A vacina apresentou proteção de 78% em casos leves e 100% contra casos moderados e graves da Covid-19. Anvisa informou que está prevista para o próximo domingo a reunião que decidirá sobre pedidos de autorização para uso emergencial, temporário e experimental das vacinas do Instituto Butantan e da Fiocruz
Imagens: Instituto Butantan

O Instituto Butantan e o Governo de São Paulo anunciaram nesta terça-feira (12/01) que a vacina contra o coronavírus obteve 50,38% de eficácia global no estudo clínico desenvolvido no Brasil, além de proteção de 78% em casos leves e 100% contra casos moderados e graves da Covid-19. Os índices são superiores ao patamar de 50% exigido pela Organização Mundial de Saúde (OMS). Segundo o Governo de São Paulo, os resultados foram submetidos a um comitê internacional independente e já estão com a Agência Nacional de Vigilância Sanitária, Anvisa, que analisa o pedido de uso emergencial do imunizante no Brasil. A pesquisa envolveu 16 centros de pesquisa científica em sete estados e o Distrito Federal. O teste duplo cego, com aplicação da vacina em 50% dos voluntários e de placebo nos demais, envolveu 12,5 mil profissionais de saúde.
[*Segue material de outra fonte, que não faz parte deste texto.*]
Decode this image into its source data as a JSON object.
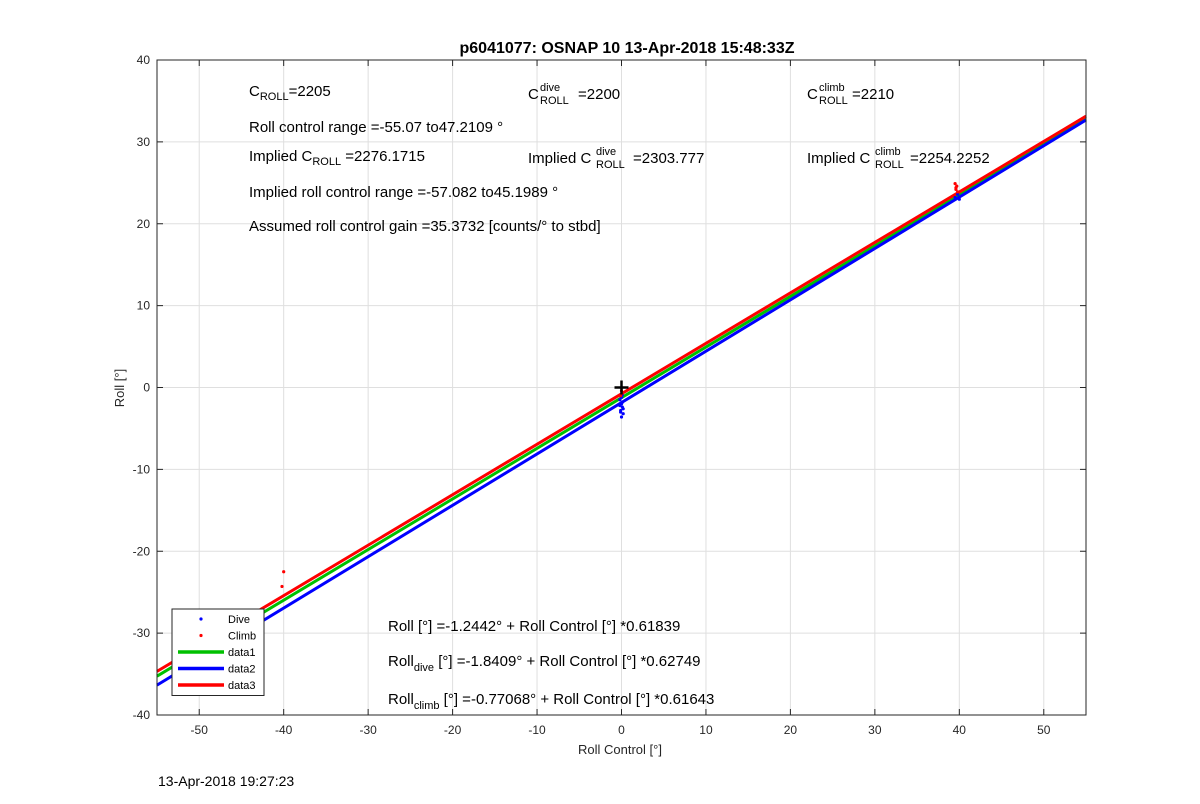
{
  "chart_data": {
    "type": "scatter",
    "title": "p6041077: OSNAP 10 13-Apr-2018 15:48:33Z",
    "xlabel": "Roll Control [°]",
    "ylabel": "Roll [°]",
    "xlim": [
      -55,
      55
    ],
    "ylim": [
      -40,
      40
    ],
    "xticks": [
      -50,
      -40,
      -30,
      -20,
      -10,
      0,
      10,
      20,
      30,
      40,
      50
    ],
    "yticks": [
      -40,
      -30,
      -20,
      -10,
      0,
      10,
      20,
      30,
      40
    ],
    "grid": true,
    "legend_position": "bottom-left",
    "series": [
      {
        "name": "Dive",
        "kind": "scatter",
        "color": "#0000ff",
        "points": [
          [
            -0.2,
            -1.5
          ],
          [
            0,
            -2.0
          ],
          [
            0.1,
            -2.4
          ],
          [
            -0.1,
            -2.8
          ],
          [
            0.2,
            -3.2
          ],
          [
            0,
            -3.6
          ],
          [
            0.1,
            -1.8
          ],
          [
            -0.2,
            -2.2
          ],
          [
            0.2,
            -2.6
          ],
          [
            0,
            -1.2
          ],
          [
            0.1,
            -0.9
          ],
          [
            -0.1,
            -3.0
          ],
          [
            39.5,
            23.2
          ],
          [
            39.8,
            23.6
          ],
          [
            40,
            23.0
          ]
        ]
      },
      {
        "name": "Climb",
        "kind": "scatter",
        "color": "#ff0000",
        "points": [
          [
            -40,
            -22.5
          ],
          [
            -40.2,
            -24.3
          ],
          [
            39.6,
            24.2
          ],
          [
            39.7,
            24.6
          ],
          [
            39.5,
            24.9
          ],
          [
            39.8,
            23.9
          ],
          [
            39.6,
            24.4
          ],
          [
            0,
            -0.4
          ],
          [
            0.1,
            -0.7
          ],
          [
            -0.1,
            -1.0
          ]
        ]
      },
      {
        "name": "data1",
        "kind": "line",
        "color": "#00c000",
        "intercept": -1.2442,
        "slope": 0.61839
      },
      {
        "name": "data2",
        "kind": "line",
        "color": "#0000ff",
        "intercept": -1.8409,
        "slope": 0.62749
      },
      {
        "name": "data3",
        "kind": "line",
        "color": "#ff0000",
        "intercept": -0.77068,
        "slope": 0.61643
      }
    ],
    "marker": {
      "x": 0,
      "y": 0,
      "symbol": "+"
    }
  },
  "annotations": {
    "c_roll": {
      "base": "C",
      "sub": "ROLL",
      "sup": "",
      "value": "=2205"
    },
    "c_roll_dive": {
      "base": "C",
      "sub": "ROLL",
      "sup": "dive",
      "value": " =2200"
    },
    "c_roll_climb": {
      "base": "C",
      "sub": "ROLL",
      "sup": "climb",
      "value": " =2210"
    },
    "roll_range": "Roll control range =-55.07 to47.2109 °",
    "implied_c_roll": {
      "prefix": "Implied C",
      "sub": "ROLL",
      "sup": "",
      "value": " =2276.1715"
    },
    "implied_c_roll_dive": {
      "prefix": "Implied C",
      "sub": "ROLL",
      "sup": "dive",
      "value": " =2303.777"
    },
    "implied_c_roll_climb": {
      "prefix": "Implied C",
      "sub": "ROLL",
      "sup": "climb",
      "value": " =2254.2252"
    },
    "implied_range": "Implied roll control range =-57.082 to45.1989 °",
    "gain": "Assumed roll control gain =35.3732 [counts/° to stbd]",
    "fit_all": {
      "base": "Roll",
      "sub": "",
      "rest": " [°] =-1.2442° + Roll Control [°] *0.61839"
    },
    "fit_dive": {
      "base": "Roll",
      "sub": "dive",
      "rest": " [°] =-1.8409° + Roll Control [°] *0.62749"
    },
    "fit_climb": {
      "base": "Roll",
      "sub": "climb",
      "rest": " [°] =-0.77068° + Roll Control [°] *0.61643"
    }
  },
  "footer": {
    "timestamp": "13-Apr-2018 19:27:23"
  }
}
O estudo verificou que a menor taxa foi registrada em casos de infecções muito leves, considerados score 2 e verificados em pacientes que receberam placebo. De uma amostragem de 9,2 mil participantes, 85 dos casos muito leves foram de pessoas que receberam vacina, e 167 em voluntários que tomaram placebo. Já o resultado de eficácia dos casos leves, classificado como score 3, em pacientes que precisaram receber alguma assistência, foi de 77,96%, sendo que sete pessoas haviam recebido a vacina, e outras 31, placebo. Para os casos moderados e graves que necessitaram de hospitalização, a eficácia foi de 100%. Nenhum paciente infectado que recebeu a vacina do Butantan precisou de internação. Entre os que tomaram placebo, houve sete pacientes que precisaram de internação. Todos os voluntários são profissionais de saúde, com risco muito alto e contínuo de exposição ao coronavírus. Eles receberam duas doses da vacina, com intervalos de duas semanas entre cada aplicação.

Ainda de acordo com o Governo de São Paulo, a pesquisa também demonstrou que o imunizante é extremamente seguro; nenhuma reação adversa grave foi registrada entre os participantes. A vacina é desenvolvida pelo Butantan há pouco mais de seis meses, em parceria internacional com a biofarmacêutica Sinovac Biotech, sediada em Pequim. O produto é baseado na inativação do vírus Sars-CoV-2 para induzir o sistema imunológico humano a reagir contra o agente causador da COVID-19. A tecnologia é similar à de outras vacinas amplamente produzidas pelo instituto de São Paulo. A Anvisa informou que está prevista para o próximo domingo (17) a reunião da Diretoria Colegiada que decidirá sobre pedidos de autorização para uso emergencial, temporário e experimental das vacinas do Instituto Butantan e da Fiocruz. A data representa o penúltimo dia do prazo estabelecido pela própria Agência como meta para análise dos pedidos.